Tuesday, August 10, 2010

How To Live, Part One: "Honor To Those Who In The Life They Lead Define And Guard A Thermopylae"

I fear that the poems in my ongoing "Life Explained" series are a bit on the gloomy side.  Fortunately, there is another group of short and to-the-point poems out there:  poems on How To Live.  But do not be alarmed!  We are not about to embark upon some sort of Panglossian self-help program.

However, over the centuries, poets have seen fit to offer us advice on how best to negotiate the perils that await us.  This advice is worth considering, especially in light of the oftentimes harrowing prospects offered up by our "Life Explained" poets.  Let's begin with C. P. Cavafy (1863-1933):


Honor to those who in the life they lead
define and guard a Thermopylae.
Never betraying what is right,
consistent and just in all they do
but showing pity also, and compassion;
generous when they are rich, and when they are poor,
still generous in small ways,
still helping as much as they can;
always speaking the truth,
yet without hating those who lie.

And even more honor is due to them
when they foresee (as many do foresee)
that in the end Ephialtis will make his appearance,
that the Medes will break through after all.

C. P. Cavafy, Collected Poems (translated by Edmund Keeley and Philip Sherrard) (Princeton University Press 1992).

                Massimo d'Azeglio, "The Battle of Thermopylae" (1823)

Ephialtis (an alternate spelling is "Ephialtes") was the Greek traitor who showed the Persians (i.e., "the Medes") a path through the mountains that led to the rear of the Greek position at Thermopylae.  Herodotus writes:

Now, as the [Persian] King was in a great strait, and knew not how he should deal with the emergency, Ephialtes, the son of Eurydemus, a man of Malis, came to him and was admitted to a conference.  Stirred by the hope of receiving a rich reward at the King's hands, he had come to tell him of the pathway which led across the mountain to Thermopylae; by which disclosure he brought destruction on the band of Greeks who had there withstood the barbarians.  This Ephialtes afterwards, from fear of the Lacedaemonians, fled into Thessaly; and during his exile, in an assembly of the Amphictyons held at Pylae, a price was set upon his head by the Pylagorae.

Herodotus, The Histories, Book VII, Chapter 213 (translated by George Rawlinson) (1862).

                Jacques-Louis David, "Leonidas at Thermopylae" (1814)


Fred said...

The last stanza reminds me of something I read about the Norse tradition: the highest places in Valhalla are reserved for those who fight on and die, even though they know the battle is already lost.

"And even more honor is due to them
when they foresee (as many do foresee)
that in the end Ephialtis will make his appearance,
that the Medes will break through after all."

Dwight said...

Thanks for the post.
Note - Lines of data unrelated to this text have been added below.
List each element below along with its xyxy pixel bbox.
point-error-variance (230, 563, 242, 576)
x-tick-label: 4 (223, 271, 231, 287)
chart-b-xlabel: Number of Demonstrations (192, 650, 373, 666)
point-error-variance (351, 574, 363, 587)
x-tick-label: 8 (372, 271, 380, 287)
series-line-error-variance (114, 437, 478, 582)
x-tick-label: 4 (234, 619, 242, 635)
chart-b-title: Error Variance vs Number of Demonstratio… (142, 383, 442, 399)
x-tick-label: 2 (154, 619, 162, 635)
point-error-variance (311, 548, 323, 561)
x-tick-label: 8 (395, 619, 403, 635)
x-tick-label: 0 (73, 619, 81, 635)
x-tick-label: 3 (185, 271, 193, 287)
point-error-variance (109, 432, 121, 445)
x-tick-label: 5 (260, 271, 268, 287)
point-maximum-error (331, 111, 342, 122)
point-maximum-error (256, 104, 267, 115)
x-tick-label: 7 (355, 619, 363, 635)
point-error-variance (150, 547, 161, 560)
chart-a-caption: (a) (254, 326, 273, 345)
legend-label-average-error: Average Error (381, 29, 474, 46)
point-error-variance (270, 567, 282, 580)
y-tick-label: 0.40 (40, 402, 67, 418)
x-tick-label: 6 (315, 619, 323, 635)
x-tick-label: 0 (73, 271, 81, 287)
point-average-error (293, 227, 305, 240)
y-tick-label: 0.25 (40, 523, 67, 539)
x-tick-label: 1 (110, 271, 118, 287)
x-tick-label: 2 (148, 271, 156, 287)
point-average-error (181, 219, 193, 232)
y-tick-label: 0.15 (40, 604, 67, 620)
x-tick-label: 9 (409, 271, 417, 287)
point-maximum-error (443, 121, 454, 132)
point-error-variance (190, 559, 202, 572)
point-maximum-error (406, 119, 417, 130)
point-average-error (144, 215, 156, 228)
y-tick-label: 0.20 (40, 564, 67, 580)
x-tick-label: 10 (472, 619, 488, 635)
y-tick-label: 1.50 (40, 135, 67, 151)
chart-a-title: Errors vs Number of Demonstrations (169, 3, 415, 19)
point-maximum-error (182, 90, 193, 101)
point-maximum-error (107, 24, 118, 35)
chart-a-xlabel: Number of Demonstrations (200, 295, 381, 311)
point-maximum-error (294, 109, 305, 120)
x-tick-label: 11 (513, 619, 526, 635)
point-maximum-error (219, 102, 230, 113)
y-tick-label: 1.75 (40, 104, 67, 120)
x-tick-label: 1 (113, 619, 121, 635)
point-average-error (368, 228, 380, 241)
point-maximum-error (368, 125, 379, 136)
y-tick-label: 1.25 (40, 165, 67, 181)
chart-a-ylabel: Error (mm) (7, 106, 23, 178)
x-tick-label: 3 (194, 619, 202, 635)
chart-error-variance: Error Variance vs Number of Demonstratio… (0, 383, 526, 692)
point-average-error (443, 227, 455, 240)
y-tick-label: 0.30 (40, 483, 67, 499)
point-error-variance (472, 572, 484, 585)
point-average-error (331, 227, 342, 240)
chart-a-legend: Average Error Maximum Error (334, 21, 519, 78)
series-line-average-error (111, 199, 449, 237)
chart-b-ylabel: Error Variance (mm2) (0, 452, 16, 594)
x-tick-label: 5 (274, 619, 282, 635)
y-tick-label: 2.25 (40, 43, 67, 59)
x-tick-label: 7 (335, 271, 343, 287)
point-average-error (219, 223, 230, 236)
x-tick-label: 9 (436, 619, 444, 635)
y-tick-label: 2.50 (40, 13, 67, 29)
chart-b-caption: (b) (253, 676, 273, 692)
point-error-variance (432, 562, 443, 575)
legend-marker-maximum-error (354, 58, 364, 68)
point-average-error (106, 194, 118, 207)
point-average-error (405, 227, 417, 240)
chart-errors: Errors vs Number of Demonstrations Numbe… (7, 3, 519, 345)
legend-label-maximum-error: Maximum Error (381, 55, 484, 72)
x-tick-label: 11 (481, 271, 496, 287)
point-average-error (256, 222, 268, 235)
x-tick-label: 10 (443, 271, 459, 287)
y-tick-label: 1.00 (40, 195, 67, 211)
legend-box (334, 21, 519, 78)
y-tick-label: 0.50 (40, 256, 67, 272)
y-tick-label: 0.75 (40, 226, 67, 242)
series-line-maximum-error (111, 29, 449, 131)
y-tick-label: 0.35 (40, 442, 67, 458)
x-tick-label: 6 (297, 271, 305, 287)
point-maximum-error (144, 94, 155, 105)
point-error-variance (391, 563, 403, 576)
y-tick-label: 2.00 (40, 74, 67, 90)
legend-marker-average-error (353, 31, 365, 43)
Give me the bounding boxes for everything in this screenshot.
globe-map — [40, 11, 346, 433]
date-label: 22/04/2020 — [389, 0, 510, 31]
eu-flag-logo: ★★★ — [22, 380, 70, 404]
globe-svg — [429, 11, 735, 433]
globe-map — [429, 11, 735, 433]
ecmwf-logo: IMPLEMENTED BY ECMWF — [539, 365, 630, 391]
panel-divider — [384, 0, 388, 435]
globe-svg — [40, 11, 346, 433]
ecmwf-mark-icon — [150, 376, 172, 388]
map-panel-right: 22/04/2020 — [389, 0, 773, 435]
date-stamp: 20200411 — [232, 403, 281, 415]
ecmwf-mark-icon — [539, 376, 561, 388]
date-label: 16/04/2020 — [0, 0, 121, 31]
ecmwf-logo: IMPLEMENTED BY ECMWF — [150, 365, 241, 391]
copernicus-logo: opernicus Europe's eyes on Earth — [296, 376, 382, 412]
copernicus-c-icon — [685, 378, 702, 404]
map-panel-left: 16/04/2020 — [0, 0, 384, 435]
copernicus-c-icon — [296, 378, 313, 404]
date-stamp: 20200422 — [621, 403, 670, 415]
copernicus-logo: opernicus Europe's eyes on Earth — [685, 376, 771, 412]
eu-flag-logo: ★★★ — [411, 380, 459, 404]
I was going to use that poem when I made it to a Book 7 discussion of The Histories. You beat me to the punch! (well, it doesn't help that I'm going so slow)

Another of Cavafy's poems I see echoed in Herodotus is "Waiting for the Barbarians", in part a lament on not pulling together until the threat is at the doorstep (if even then) and having the threat bring out the best in men. Herodotus seems to have an underlying theme of that lament.

Stephen Pentz said...

Fred: Thank you very much for visiting, and for your comment. I was unaware of the Norse tradition of which you speak (yet another large gap in my education), so I appreciate your pointing it out. It makes sense that the Spartans and the Vikings might think about these things in the same way, doesn't it?

Again, thank you.

Stephen Pentz said...

Dwight: Thank you for visiting and commenting again. Your series of posts on Herodotus is wonderful. I also enjoyed your discussion of Kapuscinski's "Travels with Herodotus": I have been meaning to read that book, and you have inspired me to pick up a copy.

I agree that "Waiting for the Barbarians" is another poem that has echoes of Herodotus. It has been a while since I've dived into Cavafy's poetry -- I wouldn't be surprised if there are other poems by him that explore this territory.

Thanks again, Dwight.

Fred said...


Yes, that does give them a psychological advantage if potential attackers know that surrender is unlikely and that their own fighters will die even if the battle has been decided.

Stephen Pentz said...

Fred: Yes, that would have an intimidating effect! Thanks for visiting again.